DESCRIPTION (provided by applicant): Healthy bone maintains a balance of bone formation mediated by osteoblasts and bone resorption mediated by osteoclasts. Many disease states, including chronic periodontitis, osteoporosis, rheumatoid arthritis, Paget's disease, and cancer metastases develop when osteoclasts are excessively recruited or inappropriately activated. Osteoclasts are constantly made throughout life from hematopoietic stem cells residing in the bone marrow through a series of complex events involving cytokine signaling and the microenvironment. Ca2+ signaling has an essential role in the regulation of osteoclastogenesis. Ca2+ channels activated in response to the depletion of intracellular Ca2+ stores have been suggested to mediate Ca2+ signaling in early stages of osteoclast formation. However, the exact molecules and the mechanism by which these channels control Ca2+ signaling in osteoclastogenesis are largely unknown. Using a combination of molecular, cell biological and whole animal studies, we show that the Transient Receptor Potential channel, TRPC1, enhances osteoclastogenesis at an early stage, whereas its inhibitor, the small cytosolic protein, I-mfa has an opposite effect. Enhanced osteoclastogenesis in I-mfa-null mice is corrected in mice lacking both genes indicating that TRPC1-mediated Ca2+ signaling has a dominant effect over I-mfa in osteoclast formation. Therefore, we propose that TRPC1 and I-mfa are essential for osteoclastogenesis by regulating Ca2+ signaling. This hypothesis will be tested by an integrated approach at the molecular, biophysical, cellular, and organismal levels by asking whether and how TRPC1 and I-mfa affect proliferation and "priming" of early osteoclast progenitors (Specific Aim 1), how TRPC1 and I-mfa modulate Ca2+ signaling in osteoclasts (Specific Aims 2 and 3), and whether TRPC1 and I-mfa affect osteoclastogenesis in a cell-autonomous fashion in vivo and in vitro and further, whether they affect osteoclast recruitment in experimentally induced animal models of osteoclastogenesis (Specific Aim 4). Our studies will lead to further understanding of critical pathways in the regulation of osteoclast development and function, which is needed to identify and develop new therapeutic interventions to control osteoclastogenesis and prevent bone loss.

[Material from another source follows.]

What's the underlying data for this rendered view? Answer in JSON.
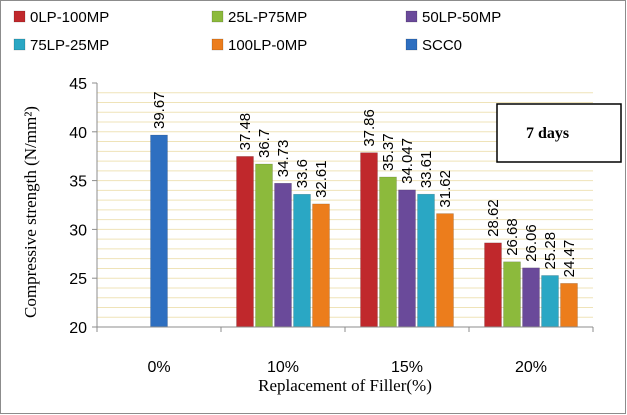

描述（由申请人提供）：健康骨维持成骨细胞介导的骨形成和破骨细胞介导的骨吸收的平衡。当破骨细胞被过度募集或不适当地激活时，许多疾病状态，包括慢性牙周炎、骨质疏松症、类风湿性关节炎、佩吉特病和癌症转移发展。破骨细胞在整个生命过程中不断地由骨髓中的造血干细胞通过一系列涉及细胞因子信号传导和微环境的复杂事件产生。Ca ~（2+）信号在破骨细胞生成的调控中起重要作用。在破骨细胞形成的早期阶段，响应于细胞内Ca 2+储存的耗尽而激活的Ca 2+通道已经被认为介导Ca 2+信号传导。然而，这些通道控制破骨细胞生成中的Ca 2+信号传导的确切分子和机制在很大程度上是未知的。使用分子，细胞生物学和整个动物的研究相结合，我们表明，瞬时受体电位通道，TRPC 1，在早期阶段，增强破骨细胞生成，而其抑制剂，小胞质蛋白，I-mfa具有相反的效果。I-mfa缺失小鼠中增强的破骨细胞生成在缺乏这两种基因的小鼠中得到纠正，这表明TRPC 1介导的Ca 2+信号传导在破骨细胞形成中对I-mfa具有主导作用。因此，我们认为TRPC 1和I-mfa通过调节Ca 2+信号对破骨细胞的生成是必不可少的。这一假设将通过在分子、生物物理、细胞和生物体水平上的综合方法进行检验，通过询问TRPC 1和I-mfa是否以及如何影响早期破骨细胞祖细胞的增殖和“启动”。（具体目标1），TRPC 1和I-mfa如何调节破骨细胞中的Ca 2+信号传导（具体目的2和3），以及TRPC 1和I-mfa是否在体内和体外以细胞自主方式影响破骨细胞生成，以及进一步，它们是否影响破骨细胞生成的实验诱导动物模型中的破骨细胞募集（具体目标4）。我们的研究将进一步了解破骨细胞发育和功能调节的关键途径，这是确定和开发新的治疗干预措施以控制破骨细胞生成和预防骨丢失所必需的。